D. Simons and Beating Peaks
time limit per test
2 seconds
memory limit per test
512 megabytes
input
standard input
output
standard output

My loveliest wishes dissolved into the air; At eighteen, I poured my dreams into the mic to share.
— SHUN, 720

We call an array $$$b$$$ of length $$$m$$$ cool if and only if:

  • There exists no index $$$i$$$ ($$$1 \lt i \lt m$$$) such that $$$b_i=\max(\{b_{i-1}, b_i, b_{i+1}\})$$$.

Simons has an array $$$a$$$ of size $$$n$$$. Initially, the array is a permutation$$$^{\text{∗}}$$$.

He must perform the following operation until the array is cool:

  • Choose an index $$$i$$$ ($$$1 \lt i \lt n$$$) such that $$$a_i=\max(\{a_{i-1}, a_i, a_{i+1}\})$$$.
  • Then, he can remove either $$$a_{i-1}$$$ or $$$a_{i+1}$$$ from the array. After removal, a gap appears in the array, and the left and right sides of the gap will be rejoined.

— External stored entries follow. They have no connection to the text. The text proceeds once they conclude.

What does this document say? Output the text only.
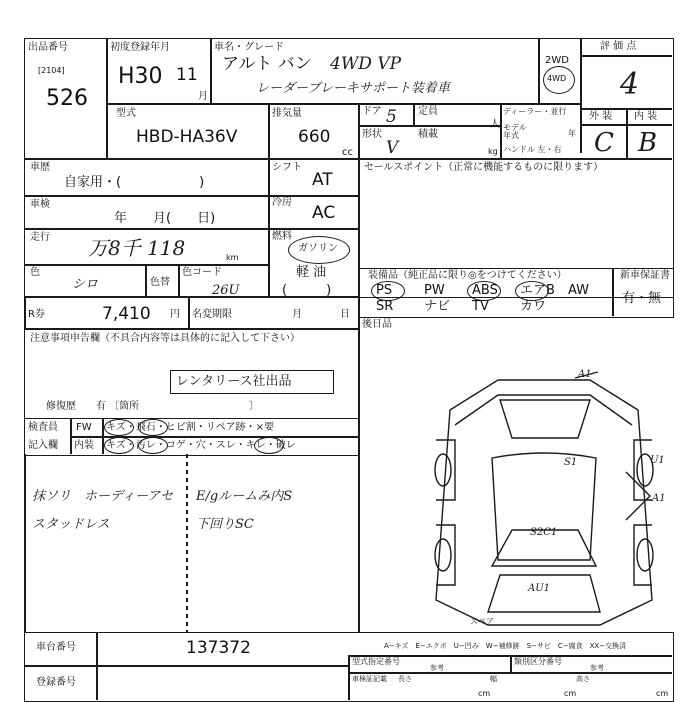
出品番号
[2104]
526
初度登録年月
H30 11
月
車名・グレード
アルト バン 4WD VP
レーダーブレーキサポート装着車
2WD
4WD
評 価 点
4
外 装 内 装
C B
型式
HBD-HA36V
排気量
660
cc
ドア 5 定員
人
形状
V
積載
kg
ディーラー・並行
モデル
年式	年
ハンドル 左・右
車歴
自家用・(　　　　　　)
車検
年　　月(　　日)
走行 万8千 118	km
色
シロ	色替
色コード
26U
シフト
AT
冷房
AC
燃料
ガソリン
軽 油
(　　　)
R券	7,410 円 名変期限	月	日
セールスポイント（正常に機能するものに限ります）
装備品（純正品に限り◎をつけてください）	新車保証書
有・無
PS PW ABS エアB AW
SR ナビ TV カワ
後日品
注意事項申告欄（不具合内容等は具体的に記入して下さい）
レンタリース社出品
修復歴　　有 〔箇所　　　　　　　　　　　〕
検査員
記入欄
FW キズ・飛石・ヒビ割・リペア跡・×要
内装 キズ・汚レ・コゲ・穴・スレ・キレ・破レ
抹ソリ　ホーディーアセ
スタッドレス
E/gルームみ内S
下回りSC
A1
S1	U1
A1
S2C1
AU1
スペア
車台番号	137372
登録番号
A−キズ　E−エクボ　U−凹み　W−補修跡　S−サビ　C−腐食　XX−交換済
型式指定番号
参考
類別区分番号
参考
車検証記載 長さ
cm
幅
cm
高さ
cm
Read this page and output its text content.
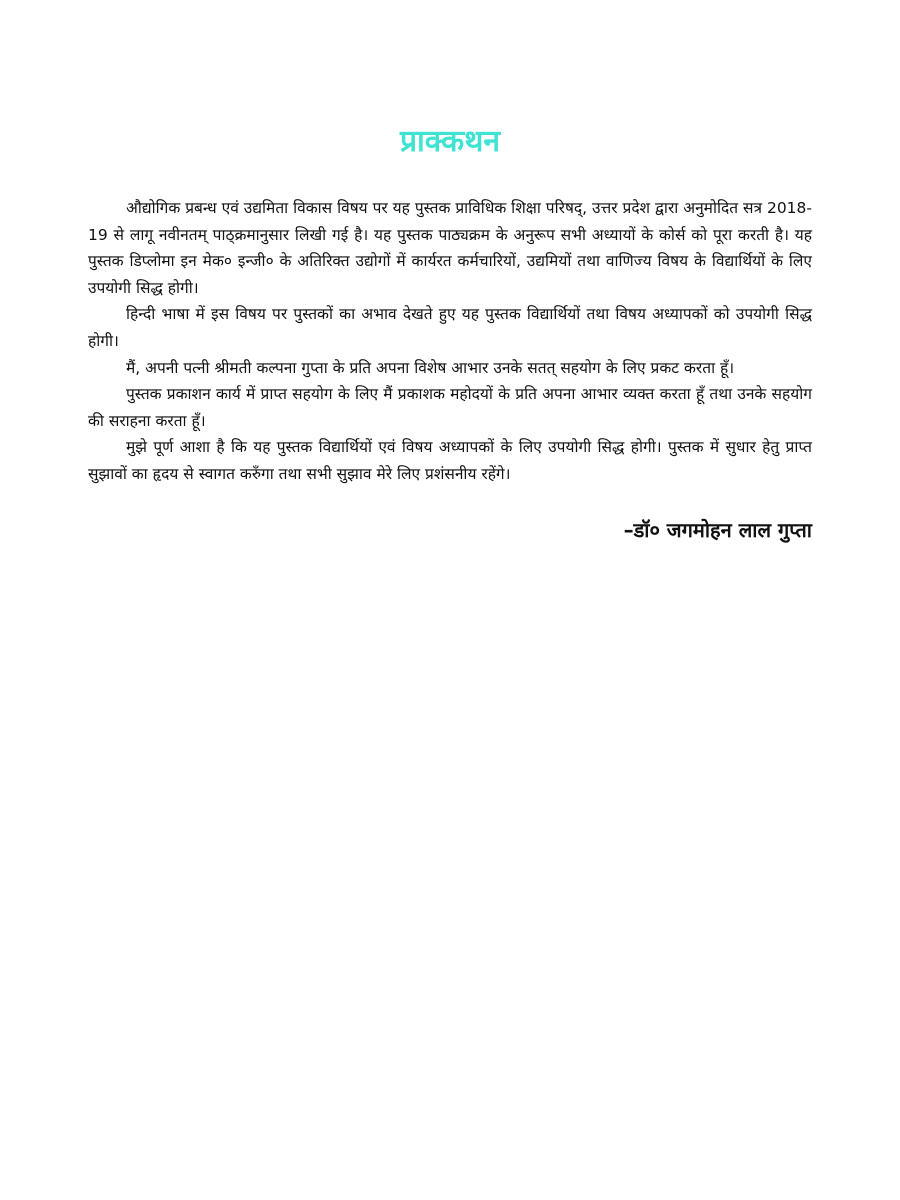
प्राक्कथन

औद्योगिक प्रबन्ध एवं उद्यमिता विकास विषय पर यह पुस्तक प्राविधिक शिक्षा परिषद्, उत्तर प्रदेश द्वारा अनुमोदित सत्र 2018-19 से लागू नवीनतम् पाठ्क्रमानुसार लिखी गई है। यह पुस्तक पाठ्यक्रम के अनुरूप सभी अध्यायों के कोर्स को पूरा करती है। यह पुस्तक डिप्लोमा इन मेक० इन्जी० के अतिरिक्त उद्योगों में कार्यरत कर्मचारियों, उद्यमियों तथा वाणिज्य विषय के विद्यार्थियों के लिए उपयोगी सिद्ध होगी।

हिन्दी भाषा में इस विषय पर पुस्तकों का अभाव देखते हुए यह पुस्तक विद्यार्थियों तथा विषय अध्यापकों को उपयोगी सिद्ध होगी।

मैं, अपनी पत्नी श्रीमती कल्पना गुप्ता के प्रति अपना विशेष आभार उनके सतत् सहयोग के लिए प्रकट करता हूँ।

पुस्तक प्रकाशन कार्य में प्राप्त सहयोग के लिए मैं प्रकाशक महोदयों के प्रति अपना आभार व्यक्त करता हूँ तथा उनके सहयोग की सराहना करता हूँ।

मुझे पूर्ण आशा है कि यह पुस्तक विद्यार्थियों एवं विषय अध्यापकों के लिए उपयोगी सिद्ध होगी। पुस्तक में सुधार हेतु प्राप्त सुझावों का हृदय से स्वागत करुँगा तथा सभी सुझाव मेरे लिए प्रशंसनीय रहेंगे।

–डॉ० जगमोहन लाल गुप्ता
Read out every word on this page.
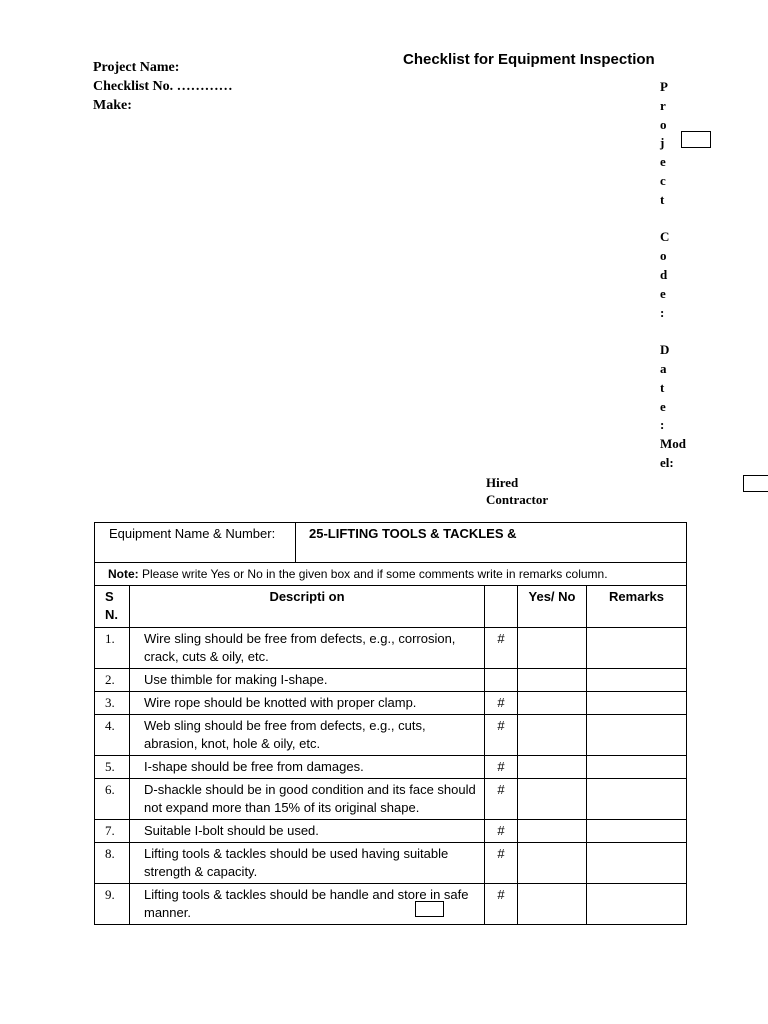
Checklist for Equipment Inspection
Project Name:
Checklist No. …………
Make:
P
r
o
j
e
c
t

C
o
d
e
:

D
a
t
e
:
Mod
el:
Hired
Contractor
Equipment Name & Number:		25-LIFTING TOOLS & TACKLES &			
Note: Please write Yes or No in the given box and if some comments write in remarks column.					
S N.	Descripti on			Yes/ No	Remarks
1.	Wire sling should be free from defects, e.g., corrosion, crack, cuts & oily, etc.		#		
2.	Use thimble for making I-shape.				
3.	Wire rope should be knotted with proper clamp.		#		
4.	Web sling should be free from defects, e.g., cuts, abrasion, knot, hole & oily, etc.		#		
5.	I-shape should be free from damages.		#		
6.	D-shackle should be in good condition and its face should not expand more than 15% of its original shape.		#		
7.	Suitable I-bolt should be used.		#		
8.	Lifting tools & tackles should be used having suitable strength & capacity.		#		
9.	Lifting tools & tackles should be handle and store in safe manner.		#		
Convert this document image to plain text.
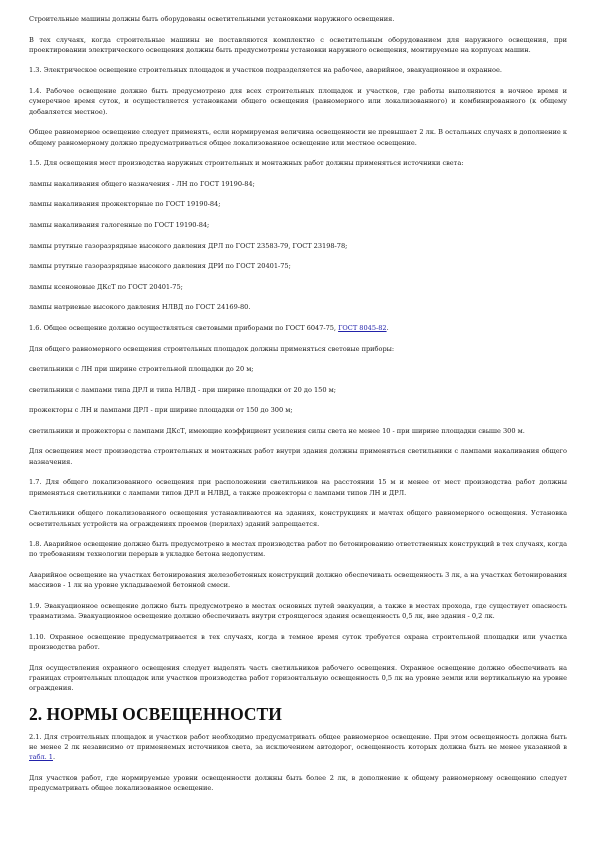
Строительные машины должны быть оборудованы осветительными установками наружного освещения.

В тех случаях, когда строительные машины не поставляются комплектно с осветительным оборудованием для наружного освещения, при проектировании электрического освещения должны быть предусмотрены установки наружного освещения, монтируемые на корпусах машин.

1.3. Электрическое освещение строительных площадок и участков подразделяется на рабочее, аварийное, эвакуационное и охранное.

1.4. Рабочее освещение должно быть предусмотрено для всех строительных площадок и участков, где работы выполняются в ночное время и сумеречное время суток, и осуществляется установками общего освещения (равномерного или локализованного) и комбинированного (к общему добавляется местное).

Общее равномерное освещение следует применять, если нормируемая величина освещенности не превышает 2 лк. В остальных случаях в дополнение к общему равномерному должно предусматриваться общее локализованное освещение или местное освещение.

1.5. Для освещения мест производства наружных строительных и монтажных работ должны применяться источники света:

лампы накаливания общего назначения - ЛН по ГОСТ 19190-84;

лампы накаливания прожекторные по ГОСТ 19190-84;

лампы накаливания галогенные по ГОСТ 19190-84;

лампы ртутные газоразрядные высокого давления ДРЛ по ГОСТ 23583-79, ГОСТ 23198-78;

лампы ртутные газоразрядные высокого давления ДРИ по ГОСТ 20401-75;

лампы ксеноновые ДКсТ по ГОСТ 20401-75;

лампы натриевые высокого давления НЛВД по ГОСТ 24169-80.

1.6. Общее освещение должно осуществляться световыми приборами по ГОСТ 6047-75, ГОСТ 8045-82.

Для общего равномерного освещения строительных площадок должны применяться световые приборы:

светильники с ЛН при ширине строительной площадки до 20 м;

светильники с лампами типа ДРЛ и типа НЛВД - при ширине площадки от 20 до 150 м;

прожекторы с ЛН и лампами ДРЛ - при ширине площадки от 150 до 300 м;

светильники и прожекторы с лампами ДКсТ, имеющие коэффициент усиления силы света не менее 10 - при ширине площадки свыше 300 м.

Для освещения мест производства строительных и монтажных работ внутри здания должны применяться светильники с лампами накаливания общего назначения.

1.7. Для общего локализованного освещения при расположении светильников на расстоянии 15 м и менее от мест производства работ должны применяться светильники с лампами типов ДРЛ и НЛВД, а также прожекторы с лампами типов ЛН и ДРЛ.

Светильники общего локализованного освещения устанавливаются на зданиях, конструкциях и мачтах общего равномерного освещения. Установка осветительных устройств на ограждениях проемов (перилах) зданий запрещается.

1.8. Аварийное освещение должно быть предусмотрено в местах производства работ по бетонированию ответственных конструкций в тех случаях, когда по требованиям технологии перерыв в укладке бетона недопустим.

Аварийное освещение на участках бетонирования железобетонных конструкций должно обеспечивать освещенность 3 лк, а на участках бетонирования массивов - 1 лк на уровне укладываемой бетонной смеси.

1.9. Эвакуационное освещение должно быть предусмотрено в местах основных путей эвакуации, а также в местах прохода, где существует опасность травматизма. Эвакуационное освещение должно обеспечивать внутри строящегося здания освещенность 0,5 лк, вне здания - 0,2 лк.

1.10. Охранное освещение предусматривается в тех случаях, когда в темное время суток требуется охрана строительной площадки или участка производства работ.

Для осуществления охранного освещения следует выделять часть светильников рабочего освещения. Охранное освещение должно обеспечивать на границах строительных площадок или участков производства работ горизонтальную освещенность 0,5 лк на уровне земли или вертикальную на уровне ограждения.

2. НОРМЫ ОСВЕЩЕННОСТИ

2.1. Для строительных площадок и участков работ необходимо предусматривать общее равномерное освещение. При этом освещенность должна быть не менее 2 лк независимо от применяемых источников света, за исключением автодорог, освещенность которых должна быть не менее указанной в табл. 1.

Для участков работ, где нормируемые уровни освещенности должны быть более 2 лк, в дополнение к общему равномерному освещению следует предусматривать общее локализованное освещение.
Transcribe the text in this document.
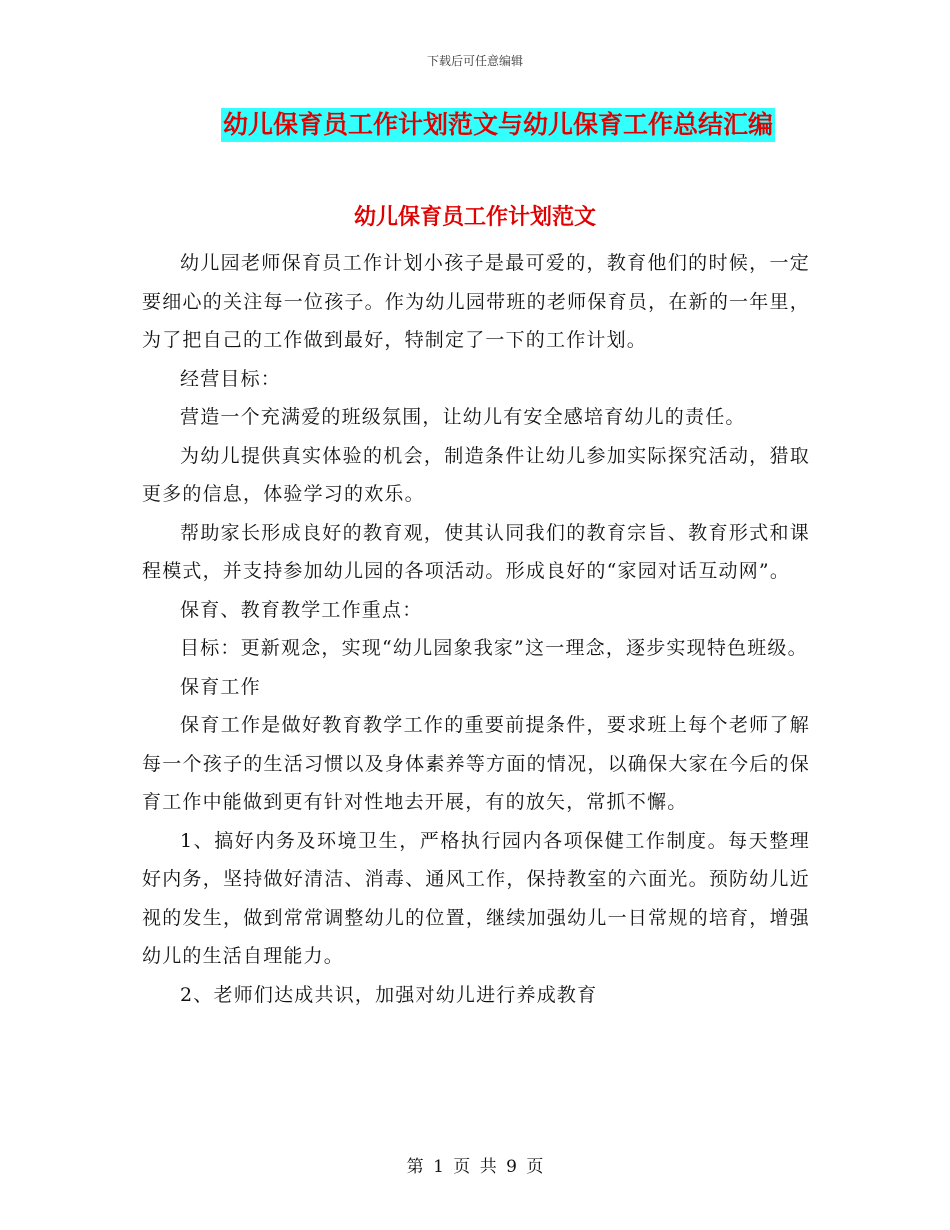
下载后可任意编辑
幼儿保育员工作计划范文与幼儿保育工作总结汇编
幼儿保育员工作计划范文

幼儿园老师保育员工作计划小孩子是最可爱的，教育他们的时候，一定要细心的关注每一位孩子。作为幼儿园带班的老师保育员，在新的一年里，为了把自己的工作做到最好，特制定了一下的工作计划。

经营目标：

营造一个充满爱的班级氛围，让幼儿有安全感培育幼儿的责任。

为幼儿提供真实体验的机会，制造条件让幼儿参加实际探究活动，猎取更多的信息，体验学习的欢乐。

帮助家长形成良好的教育观，使其认同我们的教育宗旨、教育形式和课程模式，并支持参加幼儿园的各项活动。形成良好的“家园对话互动网”。

保育、教育教学工作重点：

目标：更新观念，实现“幼儿园象我家”这一理念，逐步实现特色班级。

保育工作

保育工作是做好教育教学工作的重要前提条件，要求班上每个老师了解每一个孩子的生活习惯以及身体素养等方面的情况，以确保大家在今后的保育工作中能做到更有针对性地去开展，有的放矢，常抓不懈。

1、搞好内务及环境卫生，严格执行园内各项保健工作制度。每天整理好内务，坚持做好清洁、消毒、通风工作，保持教室的六面光。预防幼儿近视的发生，做到常常调整幼儿的位置，继续加强幼儿一日常规的培育，增强幼儿的生活自理能力。

2、老师们达成共识，加强对幼儿进行养成教育

第 1 页 共 9 页
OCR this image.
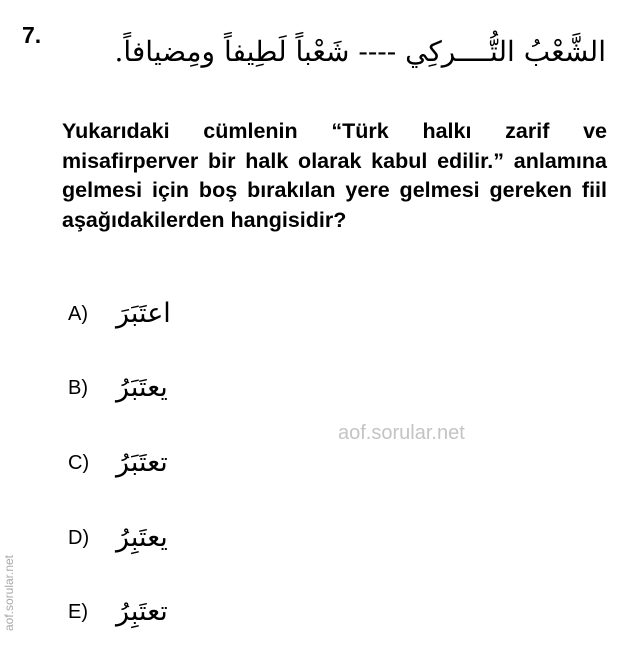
7.	الشَّعْبُ التُّــــركِي ---- شَعْباً لَطِيفاً ومِضيافاً.

Yukarıdaki cümlenin “Türk halkı zarif ve misafirperver bir halk olarak kabul edilir.” anlamına gelmesi için boş bırakılan yere gelmesi gereken fiil aşağıdakilerden hangisidir?

A)	اعتَبَرَ
B)	يعتَبَرُ
C) تعتَبَرُ
D) يعتَبِرُ
E)	تعتَبِرُ
aof.sorular.net
aof.sorular.net
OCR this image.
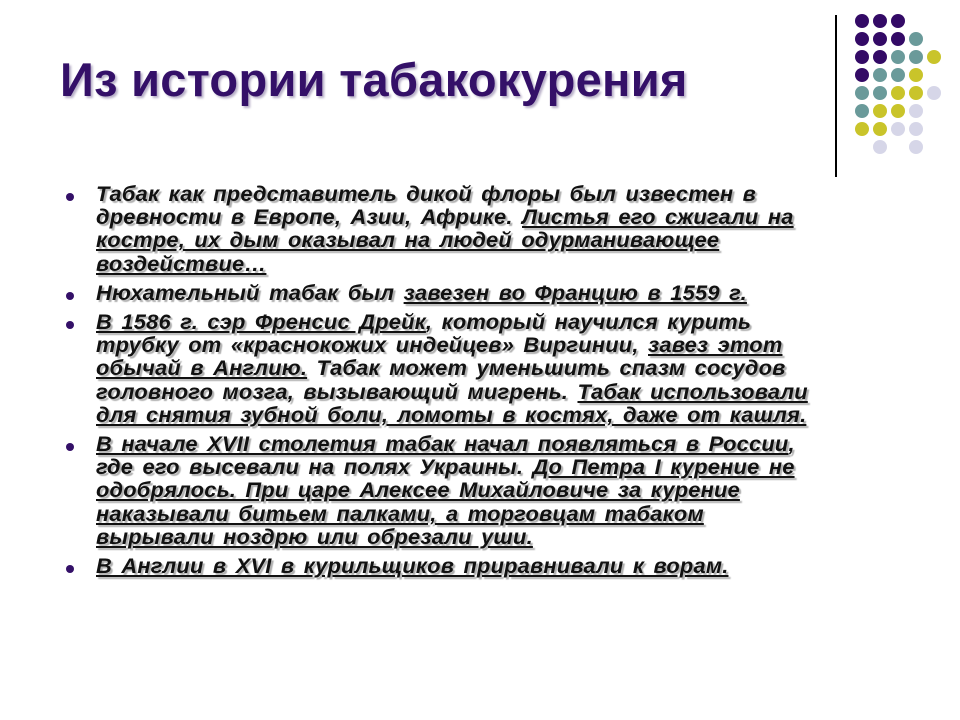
Из истории табакокурения
Табак как представитель дикой флоры был известен в
древности в Европе, Азии, Африке. Листья его сжигали на
костре, их дым оказывал на людей одурманивающее
воздействие…
Нюхательный табак был завезен во Францию в 1559 г.
В 1586 г. сэр Френсис Дрейк, который научился курить
трубку от «краснокожих индейцев» Виргинии, завез этот
обычай в Англию. Табак может уменьшить спазм сосудов
головного мозга, вызывающий мигрень. Табак использовали
для снятия зубной боли, ломоты в костях, даже от кашля.
В начале XVII столетия табак начал появляться в России,
где его высевали на полях Украины. До Петра I курение не
одобрялось. При царе Алексее Михайловиче за курение
наказывали битьем палками, а торговцам табаком
вырывали ноздрю или обрезали уши.
В Англии в XVI в курильщиков приравнивали к ворам.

Find the minimum number of operations for Simons to perform.

$$$^{\text{∗}}$$$A permutation of length $$$n$$$ is an array consisting of $$$n$$$ distinct integers from $$$1$$$ to $$$n$$$ in arbitrary order. For example, $$$[2,3,1,5,4]$$$ is a permutation, but $$$[1,2,2]$$$ is not a permutation ($$$2$$$ appears twice in the array), and $$$[1,3,4]$$$ is also not a permutation ($$$n=3$$$ but there is $$$4$$$ in the array).

Input

Each test contains multiple test cases. The first line contains the number of test cases $$$t$$$ ($$$1 \le t \le 5\cdot 10^4$$$). The description of the test cases follows.

The first line contains an integer $$$n$$$ ($$$3\le n\le 5\cdot 10^5$$$) — the size of $$$a$$$.

The second line contains $$$n$$$ integers $$$a_1,a_2,\ldots,a_n$$$ ($$$1\le a_i\le n$$$, all $$$a_i$$$-s are distinct) — the array Simons has initially.

It is guaranteed that the sum of $$$n$$$ over all test cases does not exceed $$$5\cdot 10^5$$$.

Output

For each test case, print a single integer — the minimum number of operations for Simons to perform.

Example
Input
5
3
1 2 3
5
4 1 3 2 5
6
4 5 3 6 2 1
7
6 5 1 7 4 2 3
15
7 4 10 12 9 14 5 3 8 11 1 15 2 13 6
Output
0
1
3
3
9
Note

In the first test case, the array is cool initially, so Simons can't perform any operation. The answer is $$$0$$$.

In the second test case, Simons can perform as follows:

  • Choose index $$$3$$$, because $$$a_3=\max(\{a_2,a_3,a_4\})$$$. Then, he removes $$$a_{2}$$$ from the array. The array becomes $$$[4,3,2,5]$$$.

We can see the array is cool now. Thus, the answer is $$$1$$$.

In the third test case, Simons can perform as follows:

  • Choose index $$$2$$$. Then, he removes $$$a_1$$$ from the array. The array becomes $$$[5,3,6,2,1]$$$.
  • Choose index $$$3$$$. Then, he removes $$$a_2$$$ from the array. The array becomes $$$[5,6,2,1]$$$.
  • Choose index $$$2$$$. Then, he removes $$$a_1$$$ from the array. The array becomes $$$[6,2,1]$$$.

Thus, Simons makes the array cool in $$$3$$$ operations.